Como se sabe, a prisão processual (provisória ou cautelar) é a decretada antes do trânsito em julgado de sentença penal condenatória, nas hipóteses previstas em lei. A respeito de tal modalidade de prisão, é correto afirmar que
- A)em nosso ordenamento jurídico, a prisão processual contempla as seguintes modalidades: prisão em flagrante, preventiva, temporária, por pronúncia e em virtude de sentença condenatória recorrível.
Errada, porque prisão por pronúncia e por sentença condenatória recorrível não integram mais o rol de prisões processuais admitidas no sistema atual.
- B)a prisão temporária tem como pressupostos a existência de indícios de autoria e prova da materialidade, e como fundamentos a necessidade de garantia da ordem pública, a conveniência da instrução criminal, a necessidade de garantir a futura aplicação da lei penal e a garantia da ordem pública.
Errada, porque atribui à prisão temporária requisitos típicos da prisão preventiva, misturando fundamentos de medidas cautelares diferentes.
- C)o prazo de duração da prisão temporária é de cinco dias, prorrogável por mais cinco em caso de extrema e comprovada necessidade. Em se tratando, todavia, de crime hediondo, a prisão temporária poderá ser decretada pelo prazo de trinta dias, prorrogável por igual período.
Certa, porque a prisão temporária tem prazo de 5 dias, prorrogável por mais 5, e, em crime hediondo, prazo de 30 dias, prorrogável por igual período.
- D)são requisitos da prisão preventiva a sua imprescindibilidade para as investigações do inquérito policial e o fato de o indiciado não ter residência fixa ou não fornecer elementos necessários ao esclarecimento de sua identidade.

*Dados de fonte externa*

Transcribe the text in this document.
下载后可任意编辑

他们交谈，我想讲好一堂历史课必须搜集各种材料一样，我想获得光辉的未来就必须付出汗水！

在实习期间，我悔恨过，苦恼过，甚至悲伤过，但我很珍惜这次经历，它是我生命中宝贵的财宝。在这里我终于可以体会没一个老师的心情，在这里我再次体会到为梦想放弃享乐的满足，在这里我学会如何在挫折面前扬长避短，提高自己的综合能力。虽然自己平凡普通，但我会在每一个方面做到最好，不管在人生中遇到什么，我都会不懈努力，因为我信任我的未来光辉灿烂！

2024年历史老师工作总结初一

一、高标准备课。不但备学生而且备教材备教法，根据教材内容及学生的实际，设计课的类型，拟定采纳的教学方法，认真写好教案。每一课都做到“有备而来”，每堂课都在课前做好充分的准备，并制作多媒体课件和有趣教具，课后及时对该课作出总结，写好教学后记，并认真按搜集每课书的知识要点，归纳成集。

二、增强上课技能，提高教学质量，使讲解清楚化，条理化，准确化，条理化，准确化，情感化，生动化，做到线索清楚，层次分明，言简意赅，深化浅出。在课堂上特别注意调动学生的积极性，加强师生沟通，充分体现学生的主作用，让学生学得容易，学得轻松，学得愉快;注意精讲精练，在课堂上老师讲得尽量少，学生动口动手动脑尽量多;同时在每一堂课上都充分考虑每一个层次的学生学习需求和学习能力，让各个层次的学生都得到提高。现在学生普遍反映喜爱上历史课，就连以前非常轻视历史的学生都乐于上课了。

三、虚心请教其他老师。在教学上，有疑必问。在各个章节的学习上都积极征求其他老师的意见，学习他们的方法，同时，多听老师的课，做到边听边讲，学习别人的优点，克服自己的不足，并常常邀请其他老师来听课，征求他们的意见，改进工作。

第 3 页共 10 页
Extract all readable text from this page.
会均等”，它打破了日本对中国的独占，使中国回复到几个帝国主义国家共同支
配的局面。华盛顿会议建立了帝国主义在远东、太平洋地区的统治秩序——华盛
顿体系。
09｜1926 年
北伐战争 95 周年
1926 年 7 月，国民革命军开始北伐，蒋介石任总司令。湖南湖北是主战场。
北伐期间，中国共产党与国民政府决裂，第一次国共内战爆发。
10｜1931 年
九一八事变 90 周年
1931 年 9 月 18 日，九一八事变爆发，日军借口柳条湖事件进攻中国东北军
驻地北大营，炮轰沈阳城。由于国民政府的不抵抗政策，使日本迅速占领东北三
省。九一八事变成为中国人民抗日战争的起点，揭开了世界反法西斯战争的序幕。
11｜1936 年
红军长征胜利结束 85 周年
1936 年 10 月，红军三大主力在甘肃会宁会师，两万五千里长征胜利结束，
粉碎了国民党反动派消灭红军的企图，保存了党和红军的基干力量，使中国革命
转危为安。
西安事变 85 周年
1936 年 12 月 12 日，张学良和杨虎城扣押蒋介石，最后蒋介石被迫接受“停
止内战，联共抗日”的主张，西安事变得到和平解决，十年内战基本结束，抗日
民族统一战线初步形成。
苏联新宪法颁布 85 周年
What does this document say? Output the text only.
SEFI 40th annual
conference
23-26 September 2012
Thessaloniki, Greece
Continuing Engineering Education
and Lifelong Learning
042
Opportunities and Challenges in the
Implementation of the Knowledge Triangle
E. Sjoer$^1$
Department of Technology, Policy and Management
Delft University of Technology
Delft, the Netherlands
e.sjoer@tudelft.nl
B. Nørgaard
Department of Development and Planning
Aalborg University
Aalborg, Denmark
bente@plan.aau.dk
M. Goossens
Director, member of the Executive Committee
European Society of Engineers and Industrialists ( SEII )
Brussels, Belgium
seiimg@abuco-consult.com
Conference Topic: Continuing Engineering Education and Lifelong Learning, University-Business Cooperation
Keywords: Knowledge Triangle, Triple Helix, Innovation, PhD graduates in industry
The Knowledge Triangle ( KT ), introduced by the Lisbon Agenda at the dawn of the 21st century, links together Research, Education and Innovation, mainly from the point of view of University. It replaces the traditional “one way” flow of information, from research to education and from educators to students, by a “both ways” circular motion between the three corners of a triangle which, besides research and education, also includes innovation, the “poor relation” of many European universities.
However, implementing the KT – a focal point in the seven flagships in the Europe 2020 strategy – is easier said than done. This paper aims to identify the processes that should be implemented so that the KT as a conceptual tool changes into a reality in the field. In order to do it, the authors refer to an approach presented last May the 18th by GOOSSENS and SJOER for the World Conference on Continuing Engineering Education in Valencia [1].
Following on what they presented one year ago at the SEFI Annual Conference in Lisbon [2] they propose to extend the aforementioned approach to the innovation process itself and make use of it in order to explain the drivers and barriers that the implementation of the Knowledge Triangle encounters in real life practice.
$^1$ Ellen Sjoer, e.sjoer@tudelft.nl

Errada, porque os requisitos mencionados são próprios de hipóteses antigas e não correspondem aos fundamentos legais da prisão preventiva no CPP.
Gabarito: C
A prisão processual é exceção no processo penal e só pode existir nas hipóteses previstas em lei, antes do trânsito em julgado. Dentro desse universo, é importante separar as espécies: prisão em flagrante, preventiva e temporária. A prisão temporária, prevista na Lei 7.960/1989, existe para atender à fase de investigação e não se confunde com a preventiva, que tem disciplina no CPP e pressupostos próprios. Na prisão temporária, os requisitos legais não são os mesmos da preventiva. Em regra, ela exige fundadas razões de autoria ou participação em determinados crimes previstos em lei, e sua finalidade é permitir uma investigação mais eficaz quando a medida for imprescindível. O prazo, via de regra, é de 5 dias, prorrogável por igual período, mas, em se tratando de crime hediondo ou equiparado, o prazo é de 30 dias, prorrogável por igual período, conforme a Lei 8.072/1990. Por isso o item C está correto: ele reproduz justamente o prazo ordinário da prisão temporária e a regra especial para crimes hediondos. A banca costuma cobrar esse detalhe com muito carinho e pouca paciência, então vale decorar a diferença entre o prazo comum e o prazo agravado. Já os demais itens misturam regimes diferentes: confundem prisão temporária com preventiva e ainda inventam modalidades de prisão processual que não existem mais no sistema atual, como a prisão por pronúncia e a prisão por sentença condenatória recorrível, que foram superadas pela lógica constitucional da presunção de inocência.